La haute invraisemblance du séjour prolongé d’une ampoule de forme et de dimension normales (comme le suggère celle confisquée par Selvester) a préoccupé dès les début les responsables de la communication !

Encore un mot sur Bellinger : il veut absolument que Himmler ait été froidement assassiné, donc il prétend que tout est inventé dans les rapports sur la scène finale ; mais il dit aussi : tiens, c’est bizarre, tous prétendent qu’ils voulaient l’empêcher de se suicider, or cela jure avec cette manière brutale de lui faire ouvrir la bouche. C’est bien là, à mon avis, que gît le lièvre.



Posté le : Lun Sep 01, 2008 1:55 pm

En cette rentrée, calme plat sur le front... ce qui ne veut pas dire que rien ne se passe.

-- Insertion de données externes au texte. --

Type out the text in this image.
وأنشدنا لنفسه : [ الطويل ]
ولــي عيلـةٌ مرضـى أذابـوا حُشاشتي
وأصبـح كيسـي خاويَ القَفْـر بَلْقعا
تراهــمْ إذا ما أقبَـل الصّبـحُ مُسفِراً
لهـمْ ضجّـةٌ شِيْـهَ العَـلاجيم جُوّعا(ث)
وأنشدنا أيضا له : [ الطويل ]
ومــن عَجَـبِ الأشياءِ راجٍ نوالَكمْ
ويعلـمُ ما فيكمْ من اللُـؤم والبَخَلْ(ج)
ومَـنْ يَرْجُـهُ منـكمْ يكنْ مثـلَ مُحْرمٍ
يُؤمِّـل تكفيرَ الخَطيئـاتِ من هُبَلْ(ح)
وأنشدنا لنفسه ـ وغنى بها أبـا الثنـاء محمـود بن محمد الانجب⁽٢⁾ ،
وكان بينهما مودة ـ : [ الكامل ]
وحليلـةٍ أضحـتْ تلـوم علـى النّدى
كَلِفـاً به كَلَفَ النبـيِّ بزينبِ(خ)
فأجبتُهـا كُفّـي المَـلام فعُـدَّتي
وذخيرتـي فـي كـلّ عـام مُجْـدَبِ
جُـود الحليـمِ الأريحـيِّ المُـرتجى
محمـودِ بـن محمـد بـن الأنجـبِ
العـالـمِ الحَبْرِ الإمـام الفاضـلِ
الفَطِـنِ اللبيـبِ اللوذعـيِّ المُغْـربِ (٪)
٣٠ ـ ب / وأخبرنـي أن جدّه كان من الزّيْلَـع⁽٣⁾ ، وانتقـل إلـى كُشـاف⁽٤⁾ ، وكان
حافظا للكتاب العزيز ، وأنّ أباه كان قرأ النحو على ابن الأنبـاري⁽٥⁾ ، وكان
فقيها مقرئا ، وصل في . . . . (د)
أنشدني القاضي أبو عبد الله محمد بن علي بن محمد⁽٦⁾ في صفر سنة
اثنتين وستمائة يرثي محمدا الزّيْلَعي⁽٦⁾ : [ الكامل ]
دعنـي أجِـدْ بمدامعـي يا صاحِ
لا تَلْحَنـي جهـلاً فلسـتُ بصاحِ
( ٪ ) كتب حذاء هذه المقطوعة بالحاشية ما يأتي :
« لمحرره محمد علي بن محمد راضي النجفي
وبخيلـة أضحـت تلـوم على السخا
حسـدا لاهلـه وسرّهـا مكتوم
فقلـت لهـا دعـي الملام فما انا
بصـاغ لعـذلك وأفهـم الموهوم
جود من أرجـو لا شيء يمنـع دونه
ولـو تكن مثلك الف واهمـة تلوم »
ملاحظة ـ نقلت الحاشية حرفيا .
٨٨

J’ai eu l’occasion ailleurs de dresser un parallèle avec la mort de Sikorski, que des mauvaises langues attribuent à Churchill et ce depuis longtemps (contrairement à celle de Himmler) alors qu’elle est, elle, limpide, et très certainement accidentelle. Or l’opinion polonaise se passionne AUJOURD’HUI pour la question et attend Dieu sait quoi d’une ouverture du cercueil !

Pour en revenir à Himmler, un silence est éloquent, celui de Joseph Bellinger.

Ce personnage, qui dans le débat cité en lien était allé jusqu’à me féliciter d’être "tout proche de la vérité", a sombré dans la non-réponse quand il a constaté que je m’obstinais à trouver infondée la thèse de l’assassinat pur et simple, et optais de plus en plus nettement pour l’hypothèse d’une fourniture des moyens du suicide.

Sans doute a-t-il un besoin viscéral qu’il y ait eu un meurtre, précédé d’ailleurs d’un tabassage, pour pouvoir tracer un signe d’égalité morale entre le nazisme et ses vainqueurs.

Peut-être aussi y a-t-il une part de vanité personnelle. Il s’est tellement démené pour prouver le tabassage au moyen des photos (et du changement des lunettes) qu’il a, dans cette hypothèse, du mal à convenir que les traces de violences puissent provenir des efforts faits pour l’empêcher de croquer l’ampoule, puis pour le ranimer.